So many people don't seem to realise that evaluative metering works around the metering of the focus point, if you like it is an "intelligent" version of spot meter linked to AF point, without the dire consequences if you don't know what you are doing !


----------



## kat.hayes (Jul 29, 2017)

Thank you for your replies! There were a few facets to my original question, though I received a lot of very useful info, and I think I am starting to get it.

1.) LDS mentioned that Spot Metering may not be the best mode for “action” shooting. Which metering mode is better for moving/running kids? Evaluative?

2.) As a general rule, when using Spot Meter on the face of someone with fair skin, do you simply always meter on a spot on his/her face, and based on the results, always dial in somewhere between .66 - 1 stop?

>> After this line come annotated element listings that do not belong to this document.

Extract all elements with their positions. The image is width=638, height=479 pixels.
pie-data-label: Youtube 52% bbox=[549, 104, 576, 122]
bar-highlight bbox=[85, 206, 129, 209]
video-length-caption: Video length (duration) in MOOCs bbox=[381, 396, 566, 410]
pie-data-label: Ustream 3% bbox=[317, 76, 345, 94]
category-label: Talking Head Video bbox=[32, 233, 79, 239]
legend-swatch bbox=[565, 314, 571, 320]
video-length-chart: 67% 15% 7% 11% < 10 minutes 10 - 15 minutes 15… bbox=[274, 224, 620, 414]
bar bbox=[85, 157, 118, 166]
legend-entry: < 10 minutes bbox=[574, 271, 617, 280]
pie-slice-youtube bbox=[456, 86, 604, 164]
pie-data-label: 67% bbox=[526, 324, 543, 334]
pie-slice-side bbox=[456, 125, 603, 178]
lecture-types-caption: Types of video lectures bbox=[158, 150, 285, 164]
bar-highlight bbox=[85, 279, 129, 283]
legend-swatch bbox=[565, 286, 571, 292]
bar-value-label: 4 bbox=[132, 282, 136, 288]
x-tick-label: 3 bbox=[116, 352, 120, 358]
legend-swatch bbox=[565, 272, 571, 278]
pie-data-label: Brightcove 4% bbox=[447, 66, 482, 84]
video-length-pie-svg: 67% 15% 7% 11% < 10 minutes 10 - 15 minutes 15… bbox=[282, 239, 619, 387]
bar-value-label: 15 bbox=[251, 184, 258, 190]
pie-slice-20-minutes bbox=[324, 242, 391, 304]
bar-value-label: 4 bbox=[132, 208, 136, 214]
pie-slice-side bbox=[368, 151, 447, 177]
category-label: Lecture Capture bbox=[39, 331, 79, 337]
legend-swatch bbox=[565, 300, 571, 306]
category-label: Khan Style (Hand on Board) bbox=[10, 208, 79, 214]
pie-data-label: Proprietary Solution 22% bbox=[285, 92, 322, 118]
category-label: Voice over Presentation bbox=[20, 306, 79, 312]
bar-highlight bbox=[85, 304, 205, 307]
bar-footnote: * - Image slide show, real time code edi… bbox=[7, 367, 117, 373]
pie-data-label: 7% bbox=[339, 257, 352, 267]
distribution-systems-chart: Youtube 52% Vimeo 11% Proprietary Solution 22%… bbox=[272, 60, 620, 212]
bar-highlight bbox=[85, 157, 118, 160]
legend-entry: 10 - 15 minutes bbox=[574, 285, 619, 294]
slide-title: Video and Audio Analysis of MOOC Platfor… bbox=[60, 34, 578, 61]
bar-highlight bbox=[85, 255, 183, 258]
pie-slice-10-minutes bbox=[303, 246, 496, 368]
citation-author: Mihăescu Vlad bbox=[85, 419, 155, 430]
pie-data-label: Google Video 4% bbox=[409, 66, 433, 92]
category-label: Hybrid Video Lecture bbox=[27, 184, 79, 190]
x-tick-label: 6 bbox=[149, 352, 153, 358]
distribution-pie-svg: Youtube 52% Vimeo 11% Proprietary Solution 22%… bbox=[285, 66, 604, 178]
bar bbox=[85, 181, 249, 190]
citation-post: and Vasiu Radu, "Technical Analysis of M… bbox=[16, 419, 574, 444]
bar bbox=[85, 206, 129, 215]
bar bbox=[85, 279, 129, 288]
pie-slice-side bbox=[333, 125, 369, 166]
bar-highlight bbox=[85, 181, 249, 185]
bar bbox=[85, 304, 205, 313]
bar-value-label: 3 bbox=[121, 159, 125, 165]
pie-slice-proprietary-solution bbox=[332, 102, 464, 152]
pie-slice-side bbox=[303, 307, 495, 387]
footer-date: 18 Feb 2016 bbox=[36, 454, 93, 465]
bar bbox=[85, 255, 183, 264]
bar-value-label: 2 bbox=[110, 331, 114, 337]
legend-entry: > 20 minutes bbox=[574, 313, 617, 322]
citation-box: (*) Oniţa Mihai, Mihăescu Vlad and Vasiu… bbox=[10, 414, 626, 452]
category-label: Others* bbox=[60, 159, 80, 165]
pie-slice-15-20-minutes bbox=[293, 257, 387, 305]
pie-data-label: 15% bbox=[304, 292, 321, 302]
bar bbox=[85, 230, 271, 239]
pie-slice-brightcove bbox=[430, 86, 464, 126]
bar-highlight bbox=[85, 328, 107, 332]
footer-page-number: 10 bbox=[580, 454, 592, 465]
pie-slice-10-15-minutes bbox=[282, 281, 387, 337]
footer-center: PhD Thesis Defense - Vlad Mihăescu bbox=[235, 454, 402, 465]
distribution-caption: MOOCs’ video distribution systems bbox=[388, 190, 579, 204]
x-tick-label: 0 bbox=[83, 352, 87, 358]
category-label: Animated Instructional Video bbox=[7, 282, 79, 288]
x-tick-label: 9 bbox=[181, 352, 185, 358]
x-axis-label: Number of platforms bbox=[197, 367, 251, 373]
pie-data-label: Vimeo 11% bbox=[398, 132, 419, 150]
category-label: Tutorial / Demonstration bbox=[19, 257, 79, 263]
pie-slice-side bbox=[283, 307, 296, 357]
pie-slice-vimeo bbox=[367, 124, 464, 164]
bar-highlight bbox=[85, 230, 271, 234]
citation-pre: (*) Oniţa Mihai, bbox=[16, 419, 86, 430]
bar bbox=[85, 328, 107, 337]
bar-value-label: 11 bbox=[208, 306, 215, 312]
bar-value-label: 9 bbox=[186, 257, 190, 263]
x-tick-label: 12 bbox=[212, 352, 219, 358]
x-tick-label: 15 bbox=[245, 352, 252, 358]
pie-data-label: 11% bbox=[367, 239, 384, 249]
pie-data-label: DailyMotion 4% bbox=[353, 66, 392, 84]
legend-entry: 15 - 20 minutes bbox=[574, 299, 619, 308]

3.) Is Spot Metering the only metering mode where you need to dial in + or - in the Exposure Compensation based on how dark or light the person's skin tone is?

Thank you!


----------



## dak723 (Jul 29, 2017)

kat.hayes said:


> Thank you for your replies! There were a few facets to my original question, though I received a lot of very useful info, and I think I am starting to get it.
> 
> 1.) LDS mentioned that Spot Metering may not be the best mode for “action” shooting. Which metering mode is better for moving/running kids? Evaluative?
> 
> ...



If your questions - and the need to use exposure compensation - are based on your experience with your camera, then by all means continue to do what you are doing if you are getting good results. Otherwise...

In my opinion, spot metering is used for the exact purpose of getting the correct exposure at the exact spot you want, often in cases where it differs substantially from the rest of the composition. So, when spot metering, you should be getting the correct exposure for that spot (faces, in your examples) and should not have to use exposure compensation at all as a general rule. Based on your questions 2 and 3, I would conclude the opposite - when spot metering is used you will not need to use exposure compensation. 

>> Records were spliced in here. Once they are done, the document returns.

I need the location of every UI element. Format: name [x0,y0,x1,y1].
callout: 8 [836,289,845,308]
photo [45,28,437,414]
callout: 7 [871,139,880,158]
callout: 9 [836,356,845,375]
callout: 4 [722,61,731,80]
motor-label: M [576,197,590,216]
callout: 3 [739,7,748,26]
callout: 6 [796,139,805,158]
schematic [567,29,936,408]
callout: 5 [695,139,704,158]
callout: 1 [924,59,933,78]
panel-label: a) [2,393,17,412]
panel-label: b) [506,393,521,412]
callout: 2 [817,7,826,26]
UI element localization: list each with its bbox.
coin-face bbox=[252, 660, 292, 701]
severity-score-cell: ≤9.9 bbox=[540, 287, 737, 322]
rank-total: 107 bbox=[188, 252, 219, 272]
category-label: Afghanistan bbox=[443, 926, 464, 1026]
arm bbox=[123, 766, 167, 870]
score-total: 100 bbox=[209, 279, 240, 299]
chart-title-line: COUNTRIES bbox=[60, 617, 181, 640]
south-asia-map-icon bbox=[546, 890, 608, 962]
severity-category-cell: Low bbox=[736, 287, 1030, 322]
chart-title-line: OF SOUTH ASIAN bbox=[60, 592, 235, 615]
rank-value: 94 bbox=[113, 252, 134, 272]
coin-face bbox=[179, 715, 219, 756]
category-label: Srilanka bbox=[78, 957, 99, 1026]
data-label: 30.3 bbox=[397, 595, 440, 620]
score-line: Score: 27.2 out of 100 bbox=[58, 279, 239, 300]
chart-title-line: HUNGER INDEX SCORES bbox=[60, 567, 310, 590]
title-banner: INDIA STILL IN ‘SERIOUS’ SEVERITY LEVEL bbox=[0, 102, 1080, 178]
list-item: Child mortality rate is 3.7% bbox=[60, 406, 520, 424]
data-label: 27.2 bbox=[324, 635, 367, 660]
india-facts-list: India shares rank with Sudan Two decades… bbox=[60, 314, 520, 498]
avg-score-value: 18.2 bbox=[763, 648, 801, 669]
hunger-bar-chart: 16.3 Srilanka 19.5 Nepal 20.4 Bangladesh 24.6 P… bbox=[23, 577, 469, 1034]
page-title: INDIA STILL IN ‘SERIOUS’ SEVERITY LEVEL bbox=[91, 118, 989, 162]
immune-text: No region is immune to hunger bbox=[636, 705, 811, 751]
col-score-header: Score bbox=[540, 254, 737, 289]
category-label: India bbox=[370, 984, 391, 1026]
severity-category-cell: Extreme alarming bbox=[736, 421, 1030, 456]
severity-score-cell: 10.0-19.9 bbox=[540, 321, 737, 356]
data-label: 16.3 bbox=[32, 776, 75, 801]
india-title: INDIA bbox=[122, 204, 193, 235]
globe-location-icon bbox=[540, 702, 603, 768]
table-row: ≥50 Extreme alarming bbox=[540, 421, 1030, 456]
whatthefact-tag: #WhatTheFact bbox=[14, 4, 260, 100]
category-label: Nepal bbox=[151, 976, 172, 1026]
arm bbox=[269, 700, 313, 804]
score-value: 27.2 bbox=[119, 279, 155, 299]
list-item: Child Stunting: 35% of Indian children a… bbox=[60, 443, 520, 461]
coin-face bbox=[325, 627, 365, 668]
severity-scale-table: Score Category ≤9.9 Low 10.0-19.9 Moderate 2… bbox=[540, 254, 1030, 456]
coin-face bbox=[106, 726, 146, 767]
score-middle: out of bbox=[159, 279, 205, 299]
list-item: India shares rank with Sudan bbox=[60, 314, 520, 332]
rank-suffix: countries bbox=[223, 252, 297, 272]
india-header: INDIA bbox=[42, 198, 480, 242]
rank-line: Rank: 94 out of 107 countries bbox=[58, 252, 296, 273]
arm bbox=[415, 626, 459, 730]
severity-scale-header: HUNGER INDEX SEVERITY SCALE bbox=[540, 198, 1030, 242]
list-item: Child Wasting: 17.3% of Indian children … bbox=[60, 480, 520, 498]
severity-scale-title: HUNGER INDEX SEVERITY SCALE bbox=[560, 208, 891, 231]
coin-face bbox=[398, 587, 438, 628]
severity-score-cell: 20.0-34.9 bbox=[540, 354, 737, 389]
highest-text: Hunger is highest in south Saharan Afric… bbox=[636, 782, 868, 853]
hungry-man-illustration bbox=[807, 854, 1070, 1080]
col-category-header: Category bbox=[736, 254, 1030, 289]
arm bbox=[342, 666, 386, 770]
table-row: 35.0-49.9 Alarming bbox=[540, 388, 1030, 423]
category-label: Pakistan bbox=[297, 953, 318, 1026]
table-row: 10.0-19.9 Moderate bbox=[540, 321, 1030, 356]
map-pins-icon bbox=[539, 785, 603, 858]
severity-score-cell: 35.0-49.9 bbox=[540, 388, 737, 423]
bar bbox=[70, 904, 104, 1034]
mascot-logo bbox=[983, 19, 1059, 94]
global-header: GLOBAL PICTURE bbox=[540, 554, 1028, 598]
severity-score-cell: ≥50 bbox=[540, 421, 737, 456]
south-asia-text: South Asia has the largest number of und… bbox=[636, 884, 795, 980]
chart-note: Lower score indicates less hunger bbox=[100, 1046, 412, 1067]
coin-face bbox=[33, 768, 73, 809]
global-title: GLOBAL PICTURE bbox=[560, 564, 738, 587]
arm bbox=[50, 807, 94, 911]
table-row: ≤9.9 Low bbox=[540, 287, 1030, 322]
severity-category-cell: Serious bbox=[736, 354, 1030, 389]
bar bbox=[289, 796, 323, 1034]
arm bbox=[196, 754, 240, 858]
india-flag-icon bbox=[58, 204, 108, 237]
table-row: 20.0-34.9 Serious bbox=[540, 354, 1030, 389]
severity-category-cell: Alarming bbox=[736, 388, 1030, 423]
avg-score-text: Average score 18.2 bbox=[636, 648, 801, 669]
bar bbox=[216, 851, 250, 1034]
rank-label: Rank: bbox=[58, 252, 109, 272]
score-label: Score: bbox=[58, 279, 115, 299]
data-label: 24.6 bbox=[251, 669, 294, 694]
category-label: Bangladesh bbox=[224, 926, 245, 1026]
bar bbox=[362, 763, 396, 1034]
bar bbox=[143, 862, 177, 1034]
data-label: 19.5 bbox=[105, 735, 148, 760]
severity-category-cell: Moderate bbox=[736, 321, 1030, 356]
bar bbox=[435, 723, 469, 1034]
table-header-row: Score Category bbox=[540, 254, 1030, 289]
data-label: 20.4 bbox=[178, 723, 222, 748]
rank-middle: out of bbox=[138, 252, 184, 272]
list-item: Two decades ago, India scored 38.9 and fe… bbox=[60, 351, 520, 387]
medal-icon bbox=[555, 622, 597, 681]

If there is not a specific spot you want metered, I would use evaluative for everything else. In fact, evaluative is the only exposure setting I use. I don't shoot portraits, so my answer isn't specific to your portraits/skin tones questions, so keep that in mind.


----------



## LDS (Jul 29, 2017)

kat.hayes said:


> 1.) LDS mentioned that Spot Metering may not be the best mode for “action” shooting. Which metering mode is better for moving/running kids? Evaluative?
> 
> 2.) As a general rule, when using Spot Meter on the face of someone with fair skin, do you simply always meter on a spot on his/her face, and based on the results, always dial in somewhere between .66 - 1 stop?
> 
> 3.) Is Spot Metering the only metering mode where you need to dial in + or - in the Exposure Compensation based on how dark or light the person's skin tone is?



1) Unless the scene is evenly lit, Evaluative metering will adapt better to the scene, but like any automation, is not perfect. There are some situations where other metering modes may work better. For example, weighted average may work for large subjects in the middle of the frame, when borders are not important. Or (semi)spot metering may be better when shooting small subject moving on a larger darker/lighter background, often out of focus (i.e. birds), or backlit subjects which don't fill the frame. I use evaluative unless there are specific reasons to change. Also evaluative may use AF data to give more weight to the areas which are focused.

2) As a general rule, yes, but you need to be careful about the area you meter. Shadows or bright reflections may lead to the wrong reading.

3) No. Evaluative metering tries to "understand" the scene and optimize exposure, but can fail. Other methods, including weighted average and semispot, are still based on the 18% gray standard. A lot depends on which parts of the frame are skin, and which are not. A portrait where most of the frame is the subject face, for example, is different than an image of a child among her or his toys, maybe on a dark background.

What is important is to understand how the meter "thinks" in each mode, and foresee any correction needed. In doubt, bracket. Anyway, small adjustment can be easily made in post-production, today, especially when shooting RAW instead of JPEG.


----------